I think the mentality behind the Sumners-Brooks incident, mentioned above, played a large part in the evident inability of Confederate leadership to think through what they were doing, and what was necessary to accomplish their objectives. It wasn’t resources that condemned their efforts from the start, it was stupidity and moral obduracy.
It’s the all-volunteer military. We’ve created a military of professional soldiers that can go off and fight wars for us, while we remain relatively disconnected. I hate to say “bring back the draft” but that might be the only way to stop the madness.
“War happened because nearly no one had a clue about what they were doing. Public and private discourse was loud and long and wrong about what might happen if war broke out.”

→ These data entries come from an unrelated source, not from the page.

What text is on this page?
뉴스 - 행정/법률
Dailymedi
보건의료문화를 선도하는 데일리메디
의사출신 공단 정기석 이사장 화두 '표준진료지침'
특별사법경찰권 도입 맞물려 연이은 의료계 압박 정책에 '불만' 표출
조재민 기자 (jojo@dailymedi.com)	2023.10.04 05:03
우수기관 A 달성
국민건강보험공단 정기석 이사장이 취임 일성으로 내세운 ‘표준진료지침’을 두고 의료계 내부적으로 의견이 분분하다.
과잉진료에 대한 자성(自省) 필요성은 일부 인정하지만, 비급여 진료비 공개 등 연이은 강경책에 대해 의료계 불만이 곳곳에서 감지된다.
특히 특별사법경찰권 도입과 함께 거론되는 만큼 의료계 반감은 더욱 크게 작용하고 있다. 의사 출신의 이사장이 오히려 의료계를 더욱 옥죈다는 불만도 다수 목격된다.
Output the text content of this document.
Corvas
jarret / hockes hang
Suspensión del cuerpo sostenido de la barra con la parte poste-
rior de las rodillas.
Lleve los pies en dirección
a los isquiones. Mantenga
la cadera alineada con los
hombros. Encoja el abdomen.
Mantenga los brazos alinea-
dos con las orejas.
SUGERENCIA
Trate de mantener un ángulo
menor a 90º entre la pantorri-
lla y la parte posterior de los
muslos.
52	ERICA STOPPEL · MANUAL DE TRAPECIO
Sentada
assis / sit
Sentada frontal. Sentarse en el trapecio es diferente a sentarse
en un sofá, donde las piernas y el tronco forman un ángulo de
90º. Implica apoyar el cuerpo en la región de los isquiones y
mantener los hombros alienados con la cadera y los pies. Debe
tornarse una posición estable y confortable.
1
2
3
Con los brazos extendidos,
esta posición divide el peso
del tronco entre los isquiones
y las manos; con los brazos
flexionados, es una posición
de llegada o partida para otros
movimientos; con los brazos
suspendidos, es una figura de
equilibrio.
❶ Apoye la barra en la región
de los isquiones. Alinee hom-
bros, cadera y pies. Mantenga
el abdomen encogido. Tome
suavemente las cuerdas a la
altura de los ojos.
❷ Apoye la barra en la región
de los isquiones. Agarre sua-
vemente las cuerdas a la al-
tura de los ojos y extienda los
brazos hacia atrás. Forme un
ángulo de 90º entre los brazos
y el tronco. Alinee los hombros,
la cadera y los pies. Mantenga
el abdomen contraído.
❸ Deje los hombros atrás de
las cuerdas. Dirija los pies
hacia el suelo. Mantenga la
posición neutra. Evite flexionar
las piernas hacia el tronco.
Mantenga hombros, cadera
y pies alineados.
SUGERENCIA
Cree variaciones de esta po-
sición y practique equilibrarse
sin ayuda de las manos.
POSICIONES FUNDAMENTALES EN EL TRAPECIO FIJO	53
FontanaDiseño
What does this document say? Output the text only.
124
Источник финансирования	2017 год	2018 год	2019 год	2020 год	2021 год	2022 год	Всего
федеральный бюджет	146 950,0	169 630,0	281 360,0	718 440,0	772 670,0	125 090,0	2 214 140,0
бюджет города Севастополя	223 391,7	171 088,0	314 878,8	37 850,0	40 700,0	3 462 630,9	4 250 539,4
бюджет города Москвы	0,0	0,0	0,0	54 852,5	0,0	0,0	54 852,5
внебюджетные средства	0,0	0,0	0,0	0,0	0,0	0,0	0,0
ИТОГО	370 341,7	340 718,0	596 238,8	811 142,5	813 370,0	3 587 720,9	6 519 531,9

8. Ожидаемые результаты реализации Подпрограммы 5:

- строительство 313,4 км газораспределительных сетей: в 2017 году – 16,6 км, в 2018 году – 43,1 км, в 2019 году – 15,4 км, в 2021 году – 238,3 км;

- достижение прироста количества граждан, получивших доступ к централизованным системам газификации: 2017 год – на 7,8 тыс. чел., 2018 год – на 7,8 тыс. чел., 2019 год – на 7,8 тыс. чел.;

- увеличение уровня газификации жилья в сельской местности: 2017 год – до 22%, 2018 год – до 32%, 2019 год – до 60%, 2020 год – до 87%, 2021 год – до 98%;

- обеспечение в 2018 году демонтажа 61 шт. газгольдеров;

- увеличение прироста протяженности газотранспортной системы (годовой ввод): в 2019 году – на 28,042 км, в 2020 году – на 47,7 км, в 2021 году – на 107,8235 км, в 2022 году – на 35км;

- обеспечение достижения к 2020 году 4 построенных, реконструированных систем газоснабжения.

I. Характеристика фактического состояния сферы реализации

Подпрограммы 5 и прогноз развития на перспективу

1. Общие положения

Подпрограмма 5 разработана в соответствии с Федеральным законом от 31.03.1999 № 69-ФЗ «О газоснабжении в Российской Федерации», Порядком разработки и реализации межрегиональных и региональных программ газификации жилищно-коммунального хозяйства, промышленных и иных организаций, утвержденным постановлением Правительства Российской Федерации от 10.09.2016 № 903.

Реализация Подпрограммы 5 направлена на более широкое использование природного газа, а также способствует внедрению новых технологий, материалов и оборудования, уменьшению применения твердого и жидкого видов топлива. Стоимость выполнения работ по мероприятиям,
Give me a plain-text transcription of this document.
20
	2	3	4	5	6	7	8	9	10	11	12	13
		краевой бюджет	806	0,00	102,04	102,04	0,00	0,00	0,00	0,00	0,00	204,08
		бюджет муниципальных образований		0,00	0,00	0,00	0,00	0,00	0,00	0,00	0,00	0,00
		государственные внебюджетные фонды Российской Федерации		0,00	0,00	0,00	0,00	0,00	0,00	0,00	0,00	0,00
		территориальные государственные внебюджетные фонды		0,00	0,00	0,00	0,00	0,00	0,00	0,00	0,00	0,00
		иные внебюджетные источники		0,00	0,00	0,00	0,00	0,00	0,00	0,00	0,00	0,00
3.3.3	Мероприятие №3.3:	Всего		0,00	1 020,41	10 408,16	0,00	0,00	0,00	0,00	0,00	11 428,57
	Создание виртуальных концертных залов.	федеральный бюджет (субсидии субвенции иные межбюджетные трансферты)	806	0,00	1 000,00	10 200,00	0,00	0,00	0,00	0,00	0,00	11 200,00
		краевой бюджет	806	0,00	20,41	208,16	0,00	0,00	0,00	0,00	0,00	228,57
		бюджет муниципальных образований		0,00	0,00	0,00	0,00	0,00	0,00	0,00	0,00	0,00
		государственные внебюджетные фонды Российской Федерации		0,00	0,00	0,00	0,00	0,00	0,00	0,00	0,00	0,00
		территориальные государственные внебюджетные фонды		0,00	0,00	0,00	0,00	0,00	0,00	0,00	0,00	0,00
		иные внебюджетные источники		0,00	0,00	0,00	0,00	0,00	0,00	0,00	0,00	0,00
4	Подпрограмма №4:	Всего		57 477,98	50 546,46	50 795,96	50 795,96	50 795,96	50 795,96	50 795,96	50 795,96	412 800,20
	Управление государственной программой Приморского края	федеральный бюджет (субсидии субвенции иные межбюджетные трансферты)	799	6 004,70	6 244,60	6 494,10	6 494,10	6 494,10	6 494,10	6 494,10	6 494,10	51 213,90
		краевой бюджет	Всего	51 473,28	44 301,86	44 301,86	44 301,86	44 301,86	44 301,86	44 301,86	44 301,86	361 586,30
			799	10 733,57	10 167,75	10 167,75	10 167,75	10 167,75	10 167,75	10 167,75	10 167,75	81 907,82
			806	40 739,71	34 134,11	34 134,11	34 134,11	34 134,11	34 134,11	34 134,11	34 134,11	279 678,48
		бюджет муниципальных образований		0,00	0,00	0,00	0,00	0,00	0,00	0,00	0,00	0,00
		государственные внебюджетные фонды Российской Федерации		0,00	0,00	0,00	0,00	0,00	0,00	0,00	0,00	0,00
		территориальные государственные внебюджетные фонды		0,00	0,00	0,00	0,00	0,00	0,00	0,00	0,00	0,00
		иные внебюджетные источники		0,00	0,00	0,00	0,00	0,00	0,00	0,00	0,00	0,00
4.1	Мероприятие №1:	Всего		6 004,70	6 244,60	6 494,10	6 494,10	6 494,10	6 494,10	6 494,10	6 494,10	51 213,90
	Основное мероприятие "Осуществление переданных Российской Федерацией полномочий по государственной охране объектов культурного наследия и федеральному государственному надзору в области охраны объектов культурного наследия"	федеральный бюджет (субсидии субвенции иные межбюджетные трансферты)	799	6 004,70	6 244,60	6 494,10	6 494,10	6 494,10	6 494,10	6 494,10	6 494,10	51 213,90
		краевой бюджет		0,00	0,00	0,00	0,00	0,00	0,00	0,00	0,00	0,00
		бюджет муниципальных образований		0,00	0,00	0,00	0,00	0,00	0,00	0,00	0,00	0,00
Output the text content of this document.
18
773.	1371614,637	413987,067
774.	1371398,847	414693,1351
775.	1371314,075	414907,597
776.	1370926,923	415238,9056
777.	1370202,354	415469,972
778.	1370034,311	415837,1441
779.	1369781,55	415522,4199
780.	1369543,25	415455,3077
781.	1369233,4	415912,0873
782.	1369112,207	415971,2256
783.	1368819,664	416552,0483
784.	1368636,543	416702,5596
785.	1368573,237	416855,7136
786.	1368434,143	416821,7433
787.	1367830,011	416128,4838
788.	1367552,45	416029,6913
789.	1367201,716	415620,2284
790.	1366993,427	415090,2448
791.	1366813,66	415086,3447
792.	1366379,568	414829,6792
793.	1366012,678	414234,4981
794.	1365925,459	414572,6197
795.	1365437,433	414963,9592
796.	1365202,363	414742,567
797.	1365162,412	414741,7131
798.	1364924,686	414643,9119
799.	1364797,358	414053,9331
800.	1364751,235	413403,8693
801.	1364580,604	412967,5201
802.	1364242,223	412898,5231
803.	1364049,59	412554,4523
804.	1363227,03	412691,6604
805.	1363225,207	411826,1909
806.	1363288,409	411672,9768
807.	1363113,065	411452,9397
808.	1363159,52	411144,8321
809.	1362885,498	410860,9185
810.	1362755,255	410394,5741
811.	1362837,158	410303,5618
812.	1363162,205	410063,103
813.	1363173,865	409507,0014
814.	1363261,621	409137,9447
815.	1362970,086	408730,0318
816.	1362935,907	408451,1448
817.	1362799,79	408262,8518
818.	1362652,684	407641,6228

I agree that both sides, but especially the South, were ill-prepared for war and had no idea what they were getting into, but I’m not sure this is a major revelation. Isn’t this true of most, if not all, wars? I don’t think anyone, in 1914, expected a four-year slogfest in muddy trenches and I’m not sure anyone could have anticipated that. (With the possible exception of Lord Kitchener and it’s not clear why he believed what he did, if he based that on solid analysis or made a lucky guess.) I can’t imagine anyone in World War II, on any side or in any theater of war, expecting that that war would develop the way it did.
I look forward to reading this book, though. I always enjoy reading about the South’s delusions of its own glory being destroyed (to the extent they have been).
There is a kind of converse way that the U.S. can get carried to war: knowing that war is the most deadly, costly, serious step we could take, how could a President advocate for war and not have clear, strong evidence for its urgent need? Surely that must be the explanation, anything else would be too ghastly to contemplate.